As rains continue, the fear remains

For Gaudensia and her family, the future is uncertain. With nine family members in one room, the family income decimated, a heightened risk of contracting a waterborne disease whilst living in constant fear of the house being swept away by floods it’s hard to stay optimistic.

“What we hope for is that our house can be renovated to prevent future flooding. But if the authorities or an NGO offers us a house in a safer area, we are also happy to move,” says Gaudensia and adds that relevant authorities should work on fixing the drainage in Mukuru to minimise the risk of flooding in the future.

Heavy rainfall and floods

The first rainy season of 2024 (March-April-May) has been wetter than usual in most of Eastern Africa – and Kenya has been severely impacted. Heavy rains in March culminated in floods and landslides in April – and the rains continue in May.
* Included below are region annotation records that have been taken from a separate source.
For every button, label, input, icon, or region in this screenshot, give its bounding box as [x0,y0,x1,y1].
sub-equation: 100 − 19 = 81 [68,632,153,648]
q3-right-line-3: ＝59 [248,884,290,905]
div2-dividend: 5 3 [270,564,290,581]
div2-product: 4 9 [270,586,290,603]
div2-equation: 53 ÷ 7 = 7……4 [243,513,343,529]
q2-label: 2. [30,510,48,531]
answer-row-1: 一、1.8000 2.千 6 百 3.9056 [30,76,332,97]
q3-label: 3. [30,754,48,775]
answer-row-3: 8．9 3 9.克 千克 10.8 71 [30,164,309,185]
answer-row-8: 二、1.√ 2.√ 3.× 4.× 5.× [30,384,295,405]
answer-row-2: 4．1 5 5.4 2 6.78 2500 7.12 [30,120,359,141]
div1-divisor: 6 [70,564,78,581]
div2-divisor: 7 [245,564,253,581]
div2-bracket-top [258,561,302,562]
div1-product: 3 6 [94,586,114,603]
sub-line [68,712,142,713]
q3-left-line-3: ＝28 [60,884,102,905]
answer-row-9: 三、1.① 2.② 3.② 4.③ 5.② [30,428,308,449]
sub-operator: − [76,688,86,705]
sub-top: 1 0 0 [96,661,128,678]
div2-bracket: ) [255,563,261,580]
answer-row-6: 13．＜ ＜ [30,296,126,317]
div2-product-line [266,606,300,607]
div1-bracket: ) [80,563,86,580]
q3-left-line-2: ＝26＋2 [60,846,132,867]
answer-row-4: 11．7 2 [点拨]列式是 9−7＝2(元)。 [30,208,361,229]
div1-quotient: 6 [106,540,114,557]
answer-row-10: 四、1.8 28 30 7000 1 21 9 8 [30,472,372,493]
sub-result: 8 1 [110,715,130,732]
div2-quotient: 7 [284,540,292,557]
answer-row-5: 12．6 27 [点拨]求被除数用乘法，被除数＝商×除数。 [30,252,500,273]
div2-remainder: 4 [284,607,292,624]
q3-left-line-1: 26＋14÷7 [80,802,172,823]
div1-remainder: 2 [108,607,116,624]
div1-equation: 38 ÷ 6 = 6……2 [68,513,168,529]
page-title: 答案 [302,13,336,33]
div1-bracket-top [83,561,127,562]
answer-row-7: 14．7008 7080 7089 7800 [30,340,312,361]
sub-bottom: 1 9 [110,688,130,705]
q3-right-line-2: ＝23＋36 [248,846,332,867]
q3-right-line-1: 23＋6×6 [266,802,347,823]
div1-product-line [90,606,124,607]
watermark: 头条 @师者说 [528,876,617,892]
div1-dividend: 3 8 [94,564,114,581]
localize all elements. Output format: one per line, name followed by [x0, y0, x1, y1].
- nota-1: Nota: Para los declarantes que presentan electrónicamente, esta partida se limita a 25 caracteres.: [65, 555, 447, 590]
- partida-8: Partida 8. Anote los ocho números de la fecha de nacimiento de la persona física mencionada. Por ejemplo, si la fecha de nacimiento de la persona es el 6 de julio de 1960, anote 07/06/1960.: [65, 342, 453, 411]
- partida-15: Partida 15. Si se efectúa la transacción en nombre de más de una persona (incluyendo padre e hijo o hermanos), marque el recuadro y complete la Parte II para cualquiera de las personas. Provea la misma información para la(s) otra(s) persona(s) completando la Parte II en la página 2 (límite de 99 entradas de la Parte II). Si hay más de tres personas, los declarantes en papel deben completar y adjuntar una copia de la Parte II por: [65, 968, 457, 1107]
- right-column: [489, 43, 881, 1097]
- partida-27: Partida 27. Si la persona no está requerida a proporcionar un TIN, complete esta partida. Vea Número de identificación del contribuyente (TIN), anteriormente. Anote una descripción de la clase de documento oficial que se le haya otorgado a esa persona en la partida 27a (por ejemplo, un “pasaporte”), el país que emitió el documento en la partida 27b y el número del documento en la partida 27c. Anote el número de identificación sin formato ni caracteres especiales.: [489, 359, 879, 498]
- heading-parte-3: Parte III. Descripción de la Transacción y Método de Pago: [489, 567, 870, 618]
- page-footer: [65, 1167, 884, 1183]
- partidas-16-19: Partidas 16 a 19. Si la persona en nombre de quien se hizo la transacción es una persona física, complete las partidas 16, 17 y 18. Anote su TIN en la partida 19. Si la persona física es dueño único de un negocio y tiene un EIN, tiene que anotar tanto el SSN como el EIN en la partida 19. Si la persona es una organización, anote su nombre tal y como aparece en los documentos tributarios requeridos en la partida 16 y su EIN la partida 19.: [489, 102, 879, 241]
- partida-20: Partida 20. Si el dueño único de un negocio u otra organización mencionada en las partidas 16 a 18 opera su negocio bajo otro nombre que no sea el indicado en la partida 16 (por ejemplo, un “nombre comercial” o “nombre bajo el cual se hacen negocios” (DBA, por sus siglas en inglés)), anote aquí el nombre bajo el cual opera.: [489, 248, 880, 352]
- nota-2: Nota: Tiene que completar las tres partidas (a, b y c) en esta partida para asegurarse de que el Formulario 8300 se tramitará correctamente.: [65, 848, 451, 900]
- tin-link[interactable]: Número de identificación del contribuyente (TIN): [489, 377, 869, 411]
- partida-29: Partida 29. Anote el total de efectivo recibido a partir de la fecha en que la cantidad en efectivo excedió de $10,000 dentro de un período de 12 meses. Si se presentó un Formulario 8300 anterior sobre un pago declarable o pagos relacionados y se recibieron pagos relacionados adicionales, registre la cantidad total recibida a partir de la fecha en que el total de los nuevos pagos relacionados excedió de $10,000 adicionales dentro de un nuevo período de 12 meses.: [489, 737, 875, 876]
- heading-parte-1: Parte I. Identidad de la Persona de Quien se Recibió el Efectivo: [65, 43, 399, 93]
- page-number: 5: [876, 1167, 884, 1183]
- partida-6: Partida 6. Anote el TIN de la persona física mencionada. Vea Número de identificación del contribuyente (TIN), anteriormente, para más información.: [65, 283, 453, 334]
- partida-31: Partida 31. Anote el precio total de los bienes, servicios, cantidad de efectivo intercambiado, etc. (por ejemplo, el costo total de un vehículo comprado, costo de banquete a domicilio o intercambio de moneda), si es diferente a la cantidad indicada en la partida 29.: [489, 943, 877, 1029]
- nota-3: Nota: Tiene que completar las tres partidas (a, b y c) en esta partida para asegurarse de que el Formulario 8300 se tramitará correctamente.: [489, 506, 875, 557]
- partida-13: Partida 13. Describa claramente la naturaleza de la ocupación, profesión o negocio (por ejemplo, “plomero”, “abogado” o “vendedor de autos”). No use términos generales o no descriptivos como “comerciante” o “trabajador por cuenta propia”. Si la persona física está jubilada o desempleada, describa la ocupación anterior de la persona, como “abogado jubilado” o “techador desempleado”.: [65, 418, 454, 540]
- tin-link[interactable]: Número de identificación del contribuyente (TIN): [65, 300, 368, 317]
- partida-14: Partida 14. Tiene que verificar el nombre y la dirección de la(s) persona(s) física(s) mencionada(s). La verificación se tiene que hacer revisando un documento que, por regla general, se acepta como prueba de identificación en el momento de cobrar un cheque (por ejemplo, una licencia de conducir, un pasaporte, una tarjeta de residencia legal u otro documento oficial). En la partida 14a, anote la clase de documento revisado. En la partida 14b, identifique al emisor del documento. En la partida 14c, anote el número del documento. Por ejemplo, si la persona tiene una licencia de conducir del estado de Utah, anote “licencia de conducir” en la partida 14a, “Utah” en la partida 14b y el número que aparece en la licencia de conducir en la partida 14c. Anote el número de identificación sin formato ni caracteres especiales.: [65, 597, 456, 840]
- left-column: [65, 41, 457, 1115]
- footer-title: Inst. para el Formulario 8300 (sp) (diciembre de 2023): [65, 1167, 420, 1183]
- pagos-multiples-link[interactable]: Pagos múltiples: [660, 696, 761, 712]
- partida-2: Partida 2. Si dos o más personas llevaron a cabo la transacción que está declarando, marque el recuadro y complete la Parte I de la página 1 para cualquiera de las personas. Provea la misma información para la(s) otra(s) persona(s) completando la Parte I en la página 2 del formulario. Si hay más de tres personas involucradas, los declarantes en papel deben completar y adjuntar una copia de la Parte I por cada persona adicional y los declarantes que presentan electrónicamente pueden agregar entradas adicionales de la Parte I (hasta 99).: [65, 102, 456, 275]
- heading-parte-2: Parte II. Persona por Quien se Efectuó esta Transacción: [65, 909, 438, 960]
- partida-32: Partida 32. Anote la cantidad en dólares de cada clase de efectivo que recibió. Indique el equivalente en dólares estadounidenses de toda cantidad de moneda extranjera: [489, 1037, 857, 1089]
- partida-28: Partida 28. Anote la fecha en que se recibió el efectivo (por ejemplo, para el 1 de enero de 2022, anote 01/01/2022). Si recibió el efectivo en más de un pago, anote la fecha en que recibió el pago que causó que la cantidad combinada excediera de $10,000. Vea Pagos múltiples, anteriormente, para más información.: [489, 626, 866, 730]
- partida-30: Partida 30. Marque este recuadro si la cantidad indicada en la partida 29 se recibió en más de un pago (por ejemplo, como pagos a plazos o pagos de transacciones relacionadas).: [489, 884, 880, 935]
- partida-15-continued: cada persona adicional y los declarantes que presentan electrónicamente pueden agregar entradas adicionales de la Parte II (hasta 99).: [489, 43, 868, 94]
80% of Kenya counties have been affected by the heavy rains – and by 16 May 2024 the overall consequences were:

  • 291 killed
  • 188 injured
  • 75 missing
  • App. 280,000 people displaced
  • App. 410,000 people affected in other ways

With funding from Danida, DanChurchAid Kenya is coordinating relief efforts with its ACT Alliance partners in Kenya and focuses so far on two geographical areas:

  • Mukuru (Nairobi): cash, blankets, mattresses, water containers, water purification tablets – delivered by Akiba Mashinani Trust
  • Mai Mahiu (Central): Iron/zinc sheets for reconstructing home steads, domestic water containers, water purification tablets – delivered by Anglican Development Services
Mukuru Kwa Reuben (Nairobi) after the flood in April 2024.